Panic at the Library | Lapham’s Quarterly

The sinister history of fumigating “foreign” books.

By Brian Michael Murphy, Wednesday, August 24, 2022

Chained books in the Hereford Cathedral library, c. 1860. The J. Paul Getty Museum, Los Angeles, digital image courtesy of the Getty’s Open Content Program.

In late spring 1928 librarians in the rare book collections at the Huntington Library in Southern California noticed that something was feasting on the volumes in their care. Rail and utilities titan Henry E. Huntington had established the library in 1920, spending a small fortune to gobble up a number of the largest and finest rare book collections in a relatively short time, and creating a truly priceless set of artifacts.

Though Huntington died in 1927, he intended his collection to live on long after him, but as the librarians discovered, the volumes were literally too full of life.
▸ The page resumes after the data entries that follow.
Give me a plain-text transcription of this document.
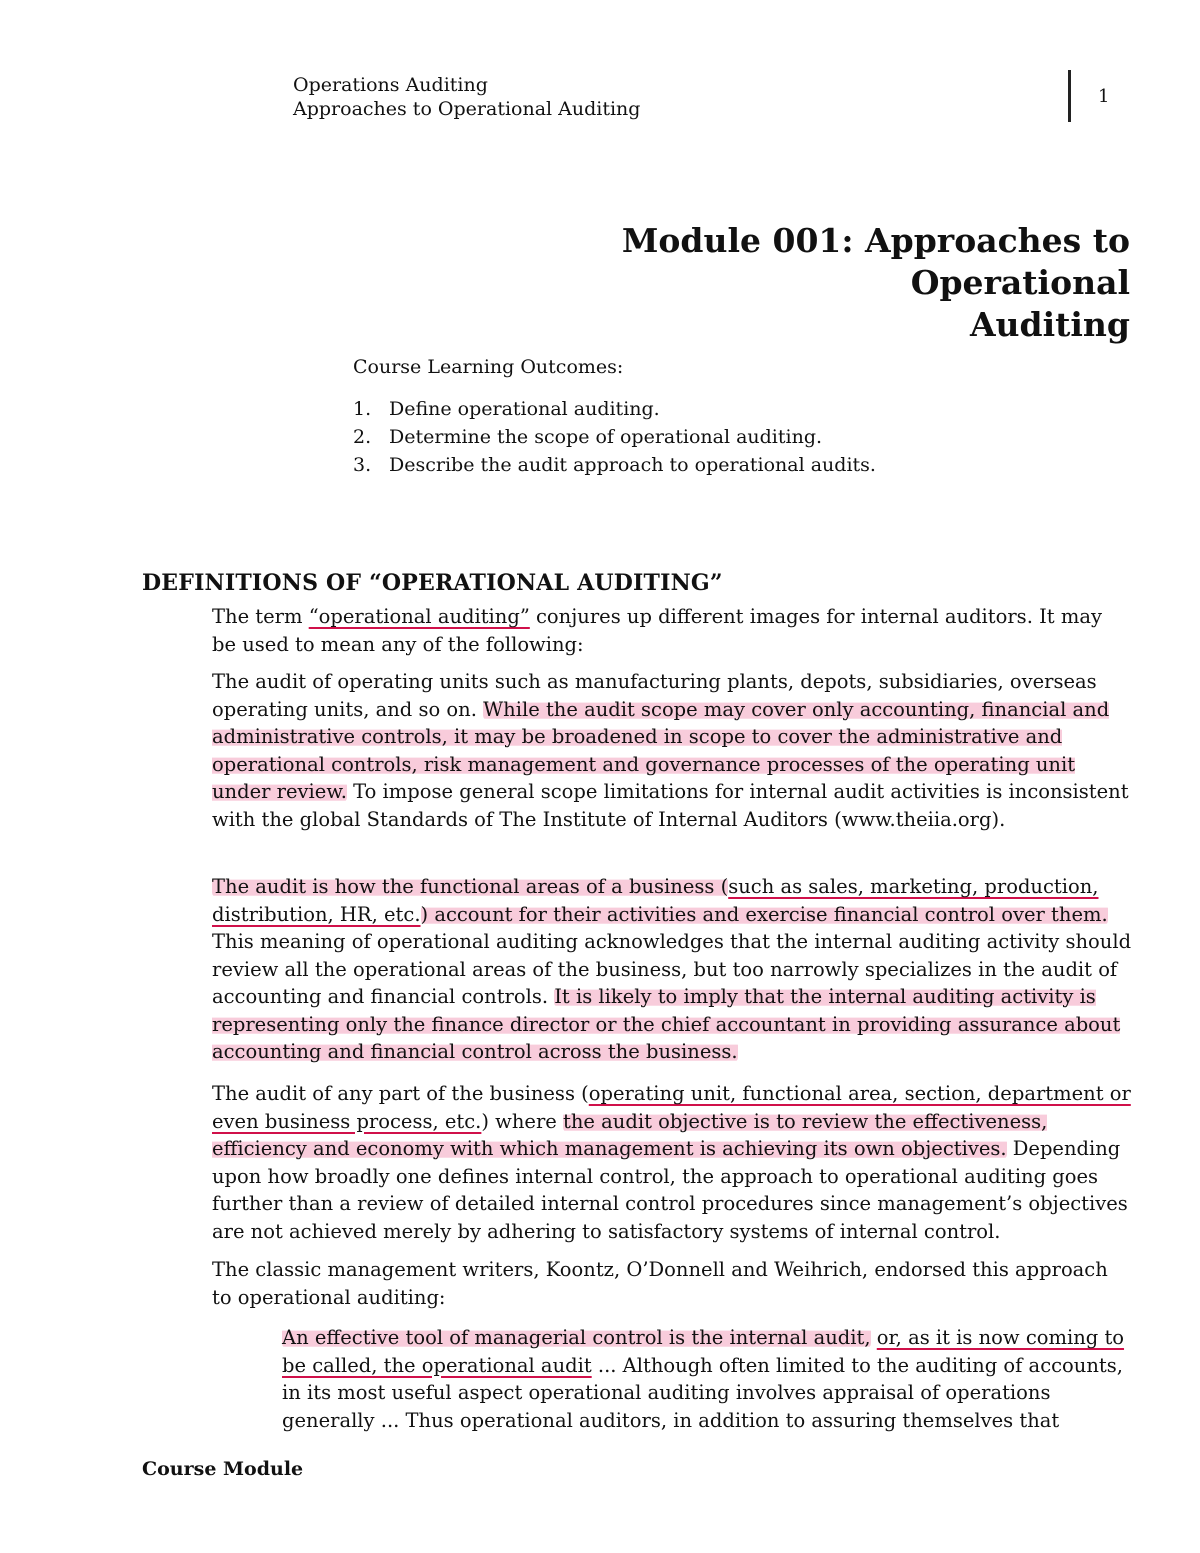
Operations Auditing
Approaches to Operational Auditing
1
Module 001: Approaches to Operational
Auditing
Course Learning Outcomes:
1. Define operational auditing.
2. Determine the scope of operational auditing.
3. Describe the audit approach to operational audits.
DEFINITIONS OF “OPERATIONAL AUDITING”

The term “operational auditing” conjures up different images for internal auditors. It may be used to mean any of the following:

The audit of operating units such as manufacturing plants, depots, subsidiaries, overseas operating units, and so on. While the audit scope may cover only accounting, financial and administrative controls, it may be broadened in scope to cover the administrative and operational controls, risk management and governance processes of the operating unit under review. To impose general scope limitations for internal audit activities is inconsistent with the global Standards of The Institute of Internal Auditors (www.theiia.org).

The audit is how the functional areas of a business (such as sales, marketing, production, distribution, HR, etc.) account for their activities and exercise financial control over them. This meaning of operational auditing acknowledges that the internal auditing activity should review all the operational areas of the business, but too narrowly specializes in the audit of accounting and financial controls. It is likely to imply that the internal auditing activity is representing only the finance director or the chief accountant in providing assurance about accounting and financial control across the business.

The audit of any part of the business (operating unit, functional area, section, department or even business process, etc.) where the audit objective is to review the effectiveness, efficiency and economy with which management is achieving its own objectives. Depending upon how broadly one defines internal control, the approach to operational auditing goes further than a review of detailed internal control procedures since management’s objectives are not achieved merely by adhering to satisfactory systems of internal control.

The classic management writers, Koontz, O’Donnell and Weihrich, endorsed this approach to operational auditing:

An effective tool of managerial control is the internal audit, or, as it is now coming to be called, the operational audit ... Although often limited to the auditing of accounts, in its most useful aspect operational auditing involves appraisal of operations generally ... Thus operational auditors, in addition to assuring themselves that

Course Module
The problem with assembling a massive collection of books is that you necessarily collect the very organisms that feed on books.

Variously known as Anobium paniceum, the bread beetle, or the drugstore beetle, bookworms had been known to eat their way through “druggists’ supplies,” from “insipid gluten wafers to such acrid substances as wormwood,” from cardamom and anise to “the deadly aconite and belladonna,” wrote the librarian Thomas Marion Iiams, who led the preservation effort at the Huntington Library. He noted in an account of his struggles in Library Quarterly that the bookworm displays a “universal disrespect for almost everything, including arsenic and lead.” Iiams was new to the librarian profession and was certain that more experienced overseers of fine collections would have a solution to his bookworm problem.

In haste, Iiams wrote letters to much older libraries and repositories—the Huntington itself was only eight years old—to learn precisely how they rid their precious books of the pest. He was alarmed to find that no one, not librarians at the Vatican nor at the oldest libraries in Britain, could offer a definitive prescription for how to protect books against the hardy insect. A number of the librarians he consulted thought bookworms to be a myth, and thus offered no help at all.